3) So che è molto attiva nelle iniziative volte a sviluppare la leadership femminile nelle giovanissime (8-12 anni): ci racconta qual è il suo impegno in tal senso?

Più che attiva, per ora mi limito a leggere e a divulgare notizie ed iniziative volte all’empowerment femminile perché vivo in contesti popolati principalmente, se non esclusivamente da uomini. Mi piace spronare le donne a non aver paura di mostrarsi per quello che sono, a non nascondersi dietro la forza e a volte supremazia dell’altro sesso.
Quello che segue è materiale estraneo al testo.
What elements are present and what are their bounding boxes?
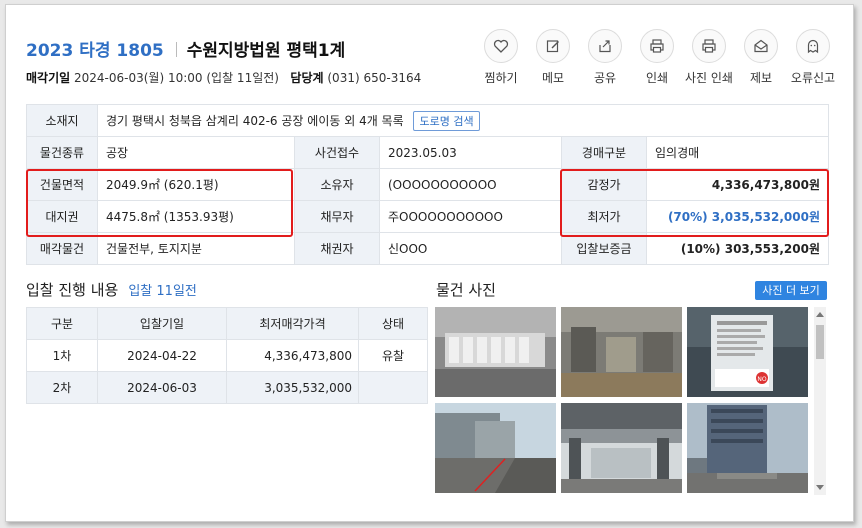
- deposit-label: 입찰보증금: [561, 232, 647, 265]
- date-cell: 2024-06-03: [97, 371, 227, 404]
- table-row: 매각물건 건물전부, 토지지분 채권자 신OOO 입찰보증금 (10%) 303…: [26, 232, 830, 265]
- price-cell: 4,336,473,800: [226, 339, 359, 372]
- column-header: 상태: [358, 307, 428, 340]
- share-button[interactable]: 공유: [578, 29, 632, 86]
- type-value: 공장: [97, 136, 295, 169]
- heart-icon: [493, 39, 509, 53]
- share-label: 공유: [593, 71, 617, 85]
- land-right-value: 4475.8㎡ (1353.93평): [97, 200, 295, 233]
- memo-button[interactable]: 메모: [526, 29, 580, 86]
- photo-scrollbar[interactable]: [814, 307, 826, 495]
- scroll-up-icon[interactable]: [816, 312, 824, 317]
- table-row: 2차 2024-06-03 3,035,532,000: [26, 371, 428, 404]
- auction-detail-card: 2023 타경 1805 수원지방법원 평택1계 매각기일 2024-06-03(…: [5, 4, 854, 522]
- status-cell: [358, 371, 428, 404]
- printer-icon: [650, 39, 664, 53]
- building-area-value: 2049.9㎡ (620.1평): [97, 168, 295, 201]
- min-price-value: (70%) 3,035,532,000원: [645, 200, 830, 233]
- case-received-value: 2023.05.03: [379, 136, 562, 169]
- owner-label: 소유자: [294, 168, 380, 201]
- column-header: 최저매각가격: [226, 307, 359, 340]
- location-value: 경기 평택시 청북읍 삼계리 402-6 공장 에이동 외 4개 목록: [106, 113, 404, 128]
- property-photo[interactable]: NO: [687, 307, 808, 397]
- court-name: 수원지방법원 평택1계: [186, 41, 346, 61]
- property-photo[interactable]: [561, 403, 682, 493]
- favorite-button[interactable]: 찜하기: [474, 29, 528, 86]
- pencil-icon: [546, 40, 559, 53]
- scroll-thumb[interactable]: [816, 325, 824, 359]
- error-report-label: 오류신고: [790, 71, 836, 85]
- table-row: 소재지 경기 평택시 청북읍 삼계리 402-6 공장 에이동 외 4개 목록 …: [26, 104, 830, 137]
- status-cell: 유찰: [358, 339, 428, 372]
- progress-section-title: 입찰 진행 내용 입찰 11일전: [26, 279, 197, 300]
- deposit-value: (10%) 303,553,200원: [645, 232, 830, 265]
- envelope-icon: [754, 39, 768, 53]
- appraisal-label: 감정가: [561, 168, 647, 201]
- column-header: 구분: [26, 307, 98, 340]
- property-info-table: 소재지 경기 평택시 청북읍 삼계리 402-6 공장 에이동 외 4개 목록 …: [26, 104, 830, 265]
- scroll-down-icon[interactable]: [816, 485, 824, 490]
- property-photo[interactable]: [435, 307, 556, 397]
- ghost-icon: [807, 39, 819, 54]
- photo-print-label: 사진 인쇄: [685, 71, 733, 85]
- debtor-value: 주OOOOOOOOOOO: [379, 200, 562, 233]
- photo-print-button[interactable]: 사진 인쇄: [682, 29, 736, 86]
- debtor-label: 채무자: [294, 200, 380, 233]
- creditor-label: 채권자: [294, 232, 380, 265]
- title-divider: [175, 42, 177, 57]
- sale-date-value: 2024-06-03(월) 10:00 (입찰 11일전): [74, 71, 279, 85]
- auction-type-value: 임의경매: [645, 136, 830, 169]
- case-number: 2023 타경 1805: [26, 41, 164, 61]
- round-cell: 1차: [26, 339, 98, 372]
- photo-section-title: 물건 사진: [436, 281, 496, 299]
- print-button[interactable]: 인쇄: [630, 29, 684, 86]
- building-area-label: 건물면적: [26, 168, 98, 201]
- printer-icon: [702, 39, 716, 53]
- type-label: 물건종류: [26, 136, 98, 169]
- favorite-label: 찜하기: [484, 71, 518, 85]
- table-row: 대지권 4475.8㎡ (1353.93평) 채무자 주OOOOOOOOOOO …: [26, 200, 830, 233]
- progress-subtitle: 입찰 11일전: [128, 284, 197, 299]
- dept-label: 담당계: [290, 71, 324, 85]
- sale-info-line: 매각기일 2024-06-03(월) 10:00 (입찰 11일전) 담당계 (…: [26, 69, 421, 86]
- sale-item-value: 건물전부, 토지지분: [97, 232, 295, 265]
- error-report-button[interactable]: 오류신고: [786, 29, 840, 86]
- memo-label: 메모: [541, 71, 565, 85]
- price-cell: 3,035,532,000: [226, 371, 359, 404]
- owner-value: (OOOOOOOOOOO: [379, 168, 562, 201]
- progress-title: 입찰 진행 내용: [26, 281, 119, 299]
- page-title: 2023 타경 1805 수원지방법원 평택1계: [26, 36, 345, 61]
- table-row: 건물면적 2049.9㎡ (620.1평) 소유자 (OOOOOOOOOOO 감…: [26, 168, 830, 201]
- appraisal-value: 4,336,473,800원: [645, 168, 830, 201]
- road-name-search-button[interactable]: 도로명 검색: [413, 110, 480, 131]
- date-cell: 2024-04-22: [97, 339, 227, 372]
- location-label: 소재지: [26, 104, 98, 137]
- property-photo[interactable]: [687, 403, 808, 493]
- sale-date-label: 매각기일: [26, 71, 71, 85]
- bid-progress-table: 구분 입찰기일 최저매각가격 상태 1차 2024-04-22 4,336,47…: [26, 307, 428, 404]
- more-photos-button[interactable]: 사진 더 보기: [755, 281, 827, 300]
- table-row: 1차 2024-04-22 4,336,473,800 유찰: [26, 339, 428, 372]
- sign-text: NO: [757, 376, 766, 383]
- land-right-label: 대지권: [26, 200, 98, 233]
- table-header-row: 구분 입찰기일 최저매각가격 상태: [26, 307, 428, 340]
- auction-type-label: 경매구분: [561, 136, 647, 169]
- case-received-label: 사건접수: [294, 136, 380, 169]
- report-label: 제보: [749, 71, 773, 85]
- print-label: 인쇄: [645, 71, 669, 85]
- column-header: 입찰기일: [97, 307, 227, 340]
- share-icon: [599, 40, 611, 53]
- report-button[interactable]: 제보: [734, 29, 788, 86]
- creditor-value: 신OOO: [379, 232, 562, 265]
- property-photo[interactable]: [561, 307, 682, 397]
- round-cell: 2차: [26, 371, 98, 404]
- min-price-label: 최저가: [561, 200, 647, 233]
- location-cell: 경기 평택시 청북읍 삼계리 402-6 공장 에이동 외 4개 목록 도로명 …: [96, 104, 830, 137]
- property-photo[interactable]: [435, 403, 556, 493]
- sale-item-label: 매각물건: [26, 232, 98, 265]
- table-row: 물건종류 공장 사건접수 2023.05.03 경매구분 임의경매: [26, 136, 830, 169]
- dept-phone: (031) 650-3164: [327, 71, 422, 85]
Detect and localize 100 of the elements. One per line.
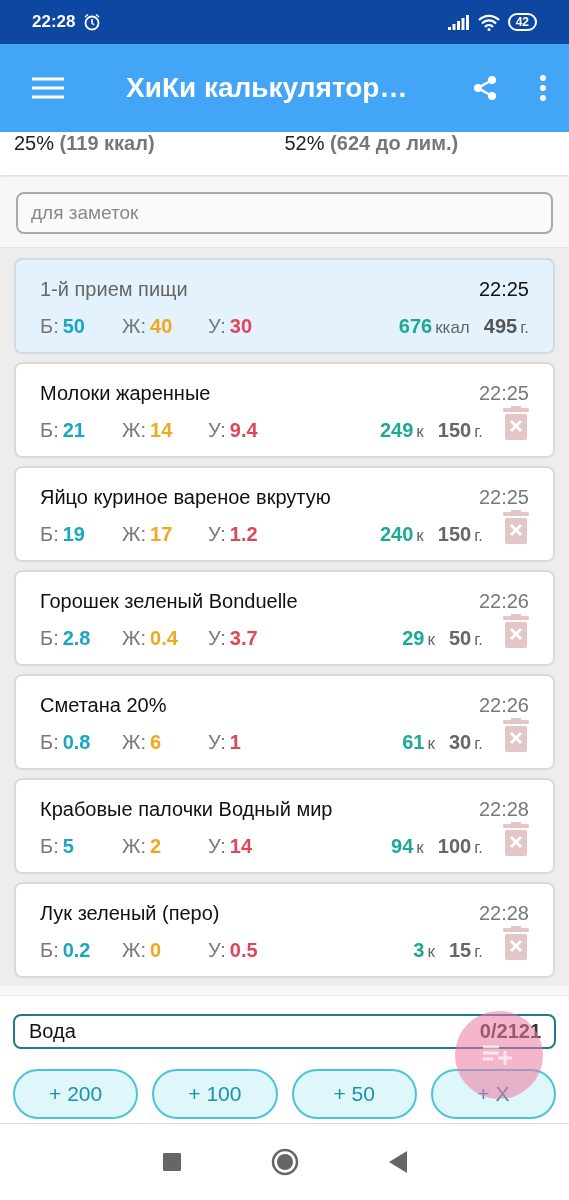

Abbiamo tutte, e ribadisco tutte, il diritto di esprimere la nostra opinione, ascoltando gli altri e ancora prima se stesse, perché è solo da una completa conoscenza del contesto che ci circonda che si riesce a definire il proprio habitat di riferimento. Essere leader oggi non significa essere padroni di se stessi, né tantomeno sentirsi capi del mondo, quanto piuttosto conoscere le proprie debolezze, condividerle con dei mentor, studiarle e trasformarle poi in punti di forza, vivendo così con positività e sete di apprendimento lavoro e vita privata.

 

4) Un consiglio ed un augurio per Mary

Il consiglio per me stessa è quello di lottare e non arrendermi mai. L’auguro invece è quello di guardare sempre la vita con il sorriso, perché come diceva Charlie Chaplin “Un giorno senza sorriso è un giorno perso”.

 

5) Un consiglio ed un augurio per LeadingMyself

Il consiglio è quello di continuare a dare voce a persone che hanno l’entusiasmo e la grinta di lottare nel lavoro e nella propria vita privata. Solo così sarà possibile essere un punto di riferimento per tutte quelle persone che desiderano ed hanno voglia di essere leader di se stesse.

a cura di Cristina Cinalli e Barbara M.

 

Mary Franzese, 30 anni. CMO e Cofondatrice di Neuron Guard. Laurea specialistica in Economia Aziendale presso l’Università Carlo Cattaneo LIUC, Erasmus presso la Turku School of Economics (Finlandia), Winter School alla Universidad de Belgrano di Buenos Aires (Argentina) e Summer School presso la Fudan University di Shanghai (Cina). Prima di completare il mio percorso di studi con un Master in Imprenditorialità e Strategia Aziendale (MISA) presso la SDA Bocconi, ho avuto un’esperienza biennale di gestione di una cooperativa operante nel settore socio-sanitario-assistenziale ed erogante servizi ai centri riabilitativi nei principali distretti del territorio napoletano. Nel 2013 sono entrata a far parte come “Startup MBA Partner” del team di NeuronGuard.com grazie ad un percorso d’accelerazione e forte delle mie competenze strategiche e manageriali. Nel 2014, una volta terminato il Master a Milano, ho rinunciato a diverse opportunità lavorative in Italia e all’estero per diventare cofondatrice di Neuron Guard. Divoratrice di dolci, non so rinunciare ad un pezzo di cioccolato fondente tutte le mattine prima del caffè. Amo viaggiare, e non smetterei mai di visitare luoghi nuovi (non mi piace visitare due volte gli stessi posti) gustandomi i piatti locali accompagnati, quando possibile, da un calice di vino. Seppur testarda e determinata, mi definisco un’imprenditrice sognatrice. Il mio motto “If you can dream it, You can do it” (Walt Disney).